NEA Mandates and Structures

Expert Group on Characterisation Methodology of Unconventional and Legacy Waste (EGCUL)

Chair(s): Secretary:  Tomohiro HIGASHIHARA
Member(s):All NEA member countries
Full participant(s): European Commission
Under the NEA Statute
Observer(s)(International Organisation): International Atomic Energy Agency (IAEA)
By agreement
Date of creation:01 August 2018
End of mandate:31 July 2020

Mandate (Document reference):

Mandate (Document extract):

Extract from Document NEA/RWM(2018)1/REV1


Radioactive waste management requires planned and systematic actions to provide confidence that the entire system, processes and final products will satisfy given requirements for quality. In order to ensure a quality of end product, it is absolutely necessary to know and control the physical, chemical and radiochemical parameters within the entire waste management life cycle, with special emphasis on waste conditioning, storage and disposal. Testing and analyses to demonstrate the radioactive content and the quality of final waste forms and waste packages are key components of this knowledge and control and are essential to an accurate characterisation of the waste.

Following the accident at the Fukushima Daiichi nuclear power plant (NPP) in March 2011, various kinds of post-accident radioactive waste were generated. The radioactive waste resulting from the accident has different properties compared with the waste generated by nuclear power plants operated under normal conditions. Specific management methods/strategies will be needed for managing the post-accident waste.
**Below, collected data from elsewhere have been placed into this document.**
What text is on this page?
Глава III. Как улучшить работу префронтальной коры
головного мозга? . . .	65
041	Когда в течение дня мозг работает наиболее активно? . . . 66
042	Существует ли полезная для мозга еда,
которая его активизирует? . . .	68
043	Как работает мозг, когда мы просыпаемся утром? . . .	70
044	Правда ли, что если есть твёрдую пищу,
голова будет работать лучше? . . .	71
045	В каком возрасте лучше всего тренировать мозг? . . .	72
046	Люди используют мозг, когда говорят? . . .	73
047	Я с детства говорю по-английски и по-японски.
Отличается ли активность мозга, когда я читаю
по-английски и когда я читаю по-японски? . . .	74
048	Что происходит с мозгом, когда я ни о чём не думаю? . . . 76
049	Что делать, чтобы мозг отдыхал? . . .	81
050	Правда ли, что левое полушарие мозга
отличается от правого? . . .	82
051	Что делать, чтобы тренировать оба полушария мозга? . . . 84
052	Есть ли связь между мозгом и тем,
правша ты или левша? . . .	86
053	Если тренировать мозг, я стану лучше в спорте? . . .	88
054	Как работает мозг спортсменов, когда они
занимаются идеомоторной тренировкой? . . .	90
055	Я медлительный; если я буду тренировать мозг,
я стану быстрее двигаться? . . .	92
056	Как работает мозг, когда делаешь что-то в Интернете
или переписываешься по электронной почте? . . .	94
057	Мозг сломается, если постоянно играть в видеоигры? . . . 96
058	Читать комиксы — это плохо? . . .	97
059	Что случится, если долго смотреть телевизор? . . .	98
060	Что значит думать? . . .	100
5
After the Fukushima Daiichi accident, the NEA Radioactive Waste Management Committee (RWMC) established the Expert Group on Fukushima Waste Management and Decommissioning R&D (EGFWMD) and to evaluate the management of post-accident waste [NEA/RWM/M(2014)1]. As a first step, the expert group studied lessons learnt from other nuclear accident, (e.g. Three Mile Island and Chernobyl) including handling of any environmental contamination and the current status of related waste management. The group then provided a strategic approach to the Japanese government for effective management of radioactive waste related to Fukushima Daiichi in 2016 [NEA No.7305].

At the 50th Session of the RWMC, which took place in March 2017, the Japanese Nuclear Damage Compensation and Decommissioning Facilitation (NDF) requested the RWMC to further assist in developing an integrated methodology for managing a large amount of radioactive waste with unknown properties, focusing on radiological characterisation.

Looking at NEA member countries, many countries (e.g. Germany, France, Norway, Russia, UK, US) have challenges in the management of legacy waste. The development of a reliable and effective methodology for measuring radiological, physical, chemical, radiochemical and other characteristics is also a challenging area in the management of legacy waste. For example, in 2007, the IAEA published the technical document regarding non-destructive measurements and analytical method mainly for beta-emitters. However, the determination of alpha-emitters remains an important challenge.

Japanese organisations have been developing a characterisation and categorisation methodology for the Fukushima Daiichi waste, including the determination of difficult to measure nuclides. In this regard, the sharing of information and experiences in developing the methodology and discussing technical details of such methodology are beneficial for both international and Japanese organisations, which face same challenges.

The development of a reliable and efficient characterisation and categorisation methodology is a common challenge in the fields of post-accident radioactive waste management and legacy waste management. Therefore, a strategic approach should be developed to manage the complex characterisation process of the waste, which includes a sampling and detailed analysis plan based on statistical approaches, calculation methods and evaluation process for the data obtained. State-of-the-art knowledge and experience in such characterisation will be valuable to develop reliable and efficient characterisation and categorisation methodology.